A small success for DL
Phylogenetics
Phylogeny is an evolutionary tree that simulates the evolutionary history of a group of taxa. The phylogenetic inference problem involves constructing phylogenetics from data obtained from taxa being studied, usually molecular sequences.
Figure 3: Standard and deep learning methods for phylogenetic inference.
The current success of DL in phylogenetic trees is impressive, but given the challenges, it is difficult to envision an end-to-end deep learning model that estimates phylogenetic trees directly from raw data in the near future. If one is to be developed, given that it relies on (possibly simulated) training data, its suitability to actual biological sequences needs to be carefully verified before replacing traditional phylogenetic methods.
General challenges of DL in the biological sciences
Not all applications of deep learning have been equally successful in computational biology. While DL has had significant success in some areas, such as protein structure prediction and genome editing, it faces significant hurdles in other areas, such as phylogenetic inference. The most common problems faced with DL methods stem from the lack of annotated data, the lack of fundamental facts inherent in non-simulated datasets, the serious differences between the distribution of training data and the distribution of real-world test data, potential difficulties in outcome benchmarking and interpretation, and ultimately overcoming biases and ethical issues in datasets and models. In addition, as data and deep learning models grow, training efficiency has become a major bottleneck to progress.
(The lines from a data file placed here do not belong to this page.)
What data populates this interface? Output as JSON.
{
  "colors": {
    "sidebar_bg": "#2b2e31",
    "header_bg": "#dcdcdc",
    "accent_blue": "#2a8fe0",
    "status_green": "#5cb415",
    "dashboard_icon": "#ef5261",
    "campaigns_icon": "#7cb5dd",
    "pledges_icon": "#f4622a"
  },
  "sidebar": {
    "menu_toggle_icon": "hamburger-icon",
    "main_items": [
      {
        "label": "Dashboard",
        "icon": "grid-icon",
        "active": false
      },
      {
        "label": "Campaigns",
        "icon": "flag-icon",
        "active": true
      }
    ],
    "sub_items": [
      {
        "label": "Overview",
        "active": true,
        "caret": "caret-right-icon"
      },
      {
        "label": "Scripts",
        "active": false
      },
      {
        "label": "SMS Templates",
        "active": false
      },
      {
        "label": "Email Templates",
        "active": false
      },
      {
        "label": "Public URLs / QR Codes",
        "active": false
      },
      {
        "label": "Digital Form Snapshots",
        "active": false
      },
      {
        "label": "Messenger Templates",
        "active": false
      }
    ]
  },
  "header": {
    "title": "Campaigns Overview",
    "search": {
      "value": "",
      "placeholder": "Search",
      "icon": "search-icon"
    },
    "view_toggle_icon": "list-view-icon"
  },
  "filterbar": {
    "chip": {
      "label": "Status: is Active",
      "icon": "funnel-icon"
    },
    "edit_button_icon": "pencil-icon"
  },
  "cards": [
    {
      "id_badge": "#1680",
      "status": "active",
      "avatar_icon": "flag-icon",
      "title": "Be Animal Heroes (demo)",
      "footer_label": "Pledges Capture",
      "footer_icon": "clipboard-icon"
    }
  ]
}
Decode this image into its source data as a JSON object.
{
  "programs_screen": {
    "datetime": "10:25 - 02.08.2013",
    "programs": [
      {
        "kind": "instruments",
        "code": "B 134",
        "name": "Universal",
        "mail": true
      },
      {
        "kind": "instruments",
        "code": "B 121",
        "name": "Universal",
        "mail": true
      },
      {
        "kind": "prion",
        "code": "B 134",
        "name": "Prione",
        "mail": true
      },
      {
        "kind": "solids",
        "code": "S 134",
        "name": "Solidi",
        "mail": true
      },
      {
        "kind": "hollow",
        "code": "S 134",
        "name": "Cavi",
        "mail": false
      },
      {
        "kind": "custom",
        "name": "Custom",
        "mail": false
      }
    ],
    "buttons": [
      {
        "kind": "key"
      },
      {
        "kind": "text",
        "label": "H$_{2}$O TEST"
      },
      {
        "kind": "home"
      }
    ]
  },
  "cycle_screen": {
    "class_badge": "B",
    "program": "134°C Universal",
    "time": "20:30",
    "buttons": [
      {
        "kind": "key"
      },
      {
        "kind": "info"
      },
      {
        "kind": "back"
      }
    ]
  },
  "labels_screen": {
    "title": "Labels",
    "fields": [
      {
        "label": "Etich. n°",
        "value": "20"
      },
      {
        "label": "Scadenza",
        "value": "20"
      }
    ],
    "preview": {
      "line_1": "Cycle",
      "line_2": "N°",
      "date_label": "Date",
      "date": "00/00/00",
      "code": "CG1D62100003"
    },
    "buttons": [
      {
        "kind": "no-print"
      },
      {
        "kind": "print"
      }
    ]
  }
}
Specifically, the success of DL in different subfields of computational biology is highly dependent on the availability and diversity of standardized supervised and unsupervised datasets, ML benchmarks with clear biological implications, the computational nature of the problem, and the software engineering infrastructure for training DL models. The remaining challenges of DL in computational biology are related to improving model interpretability, extracting actionable and humanly understandable insights, increasing efficiency and limiting training costs, and ultimately mitigating the growing ethical problems of DL models; innovative solutions are emerging in the deep learning and computational biology communities.
Table: Computational biology and potential solution challenges are often faced when working with DL.
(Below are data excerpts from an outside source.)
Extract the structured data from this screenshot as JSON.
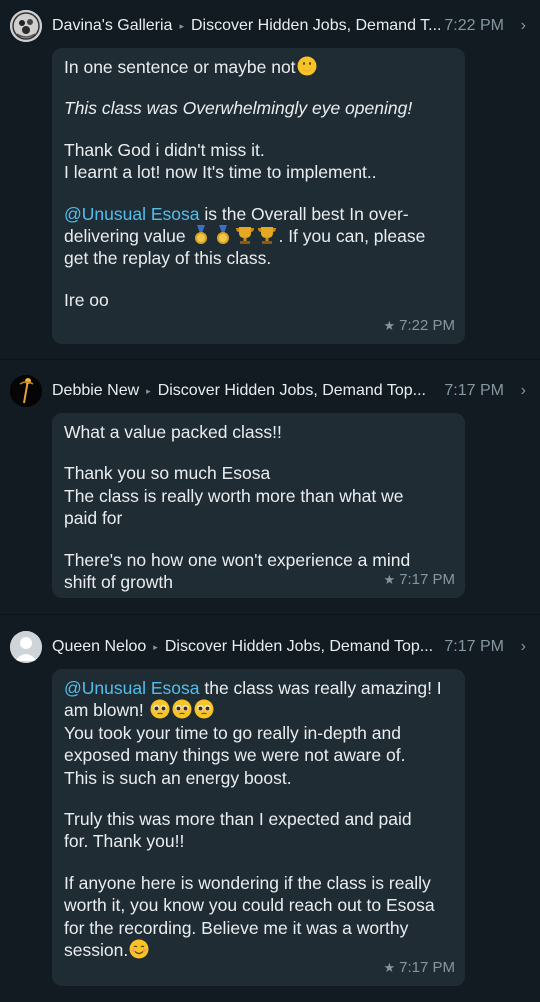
{
  "messages": [
    {
      "sender": "Davina's Galleria",
      "group": "Discover Hidden Jobs, Demand T...",
      "time": "7:22 PM",
      "body": {
        "line1": "In one sentence or maybe not",
        "line2": "This class was Overwhelmingly eye opening!",
        "line3": "Thank God i didn't miss it.",
        "line4": "I learnt a lot!  now It's time to implement..",
        "mention": "@Unusual Esosa",
        "line5_after_mention": " is the Overall best In over-",
        "line6_start": "delivering value ",
        "line6_end": ". If you can, please",
        "line7": "get the replay of this class.",
        "line8": "Ire oo"
      },
      "footer_time": "7:22 PM"
    },
    {
      "sender": "Debbie New",
      "group": "Discover Hidden Jobs, Demand Top...",
      "time": "7:17 PM",
      "body": {
        "line1": "What a value packed class!!",
        "line2": "Thank you so much Esosa",
        "line3": "The class is really worth more than what we",
        "line4": "paid for",
        "line5": "There's no how one won't experience a mind",
        "line6": "shift of growth"
      },
      "footer_time": "7:17 PM"
    },
    {
      "sender": "Queen Neloo",
      "group": "Discover Hidden Jobs, Demand Top...",
      "time": "7:17 PM",
      "body": {
        "mention": "@Unusual Esosa",
        "line1_after_mention": " the class was really amazing! I",
        "line2": "am blown! ",
        "line3": "You took your time to go really in-depth and",
        "line4": "exposed many things we were not aware of.",
        "line5": "This is such an energy boost.",
        "line6": "Truly  this was more than I expected and paid",
        "line7": "for. Thank you!!",
        "line8": "If anyone here is wondering if the class is really",
        "line9": "worth it, you know you could reach out to Esosa",
        "line10": "for the recording. Believe me it was a worthy",
        "line11": "session."
      },
      "footer_time": "7:17 PM"
    }
  ],
  "icons": {
    "separator": "▸",
    "chevron": "›",
    "star": "★"
  },
  "colors": {
    "background": "#111b21",
    "bubble": "#202c33",
    "mention": "#53bdeb",
    "meta": "#8696a0",
    "text": "#e9edef"
  }
}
The review focused on two key areas for improvement: (i) interpretability and (ii) training efficiency.
conclusion
All in all, while the success of DL in areas such as protein structure prediction is undergoing a paradigm shift, performance in other areas such as functional prediction, genomic engineering, and multiomics is also rapidly improving compared to traditional methods. For other fields such as phylogenetics, classical computational methods seem to have the upper hand in these areas. Other DL-specific advances applied to the challenges of the biological sciences will further apply domain-specific biological knowledge while striving to improve interpretability and efficiency.
Artificial Intelligence × [ Biological Neuroscience Mathematics Physics Materials ]
"ScienceAI" focuses on the intersection and integration of artificial intelligence with other cutting-edge technologies and basic sciences.
Welcome to follow the stars and click Likes and Likes and Are Watching in the bottom right corner.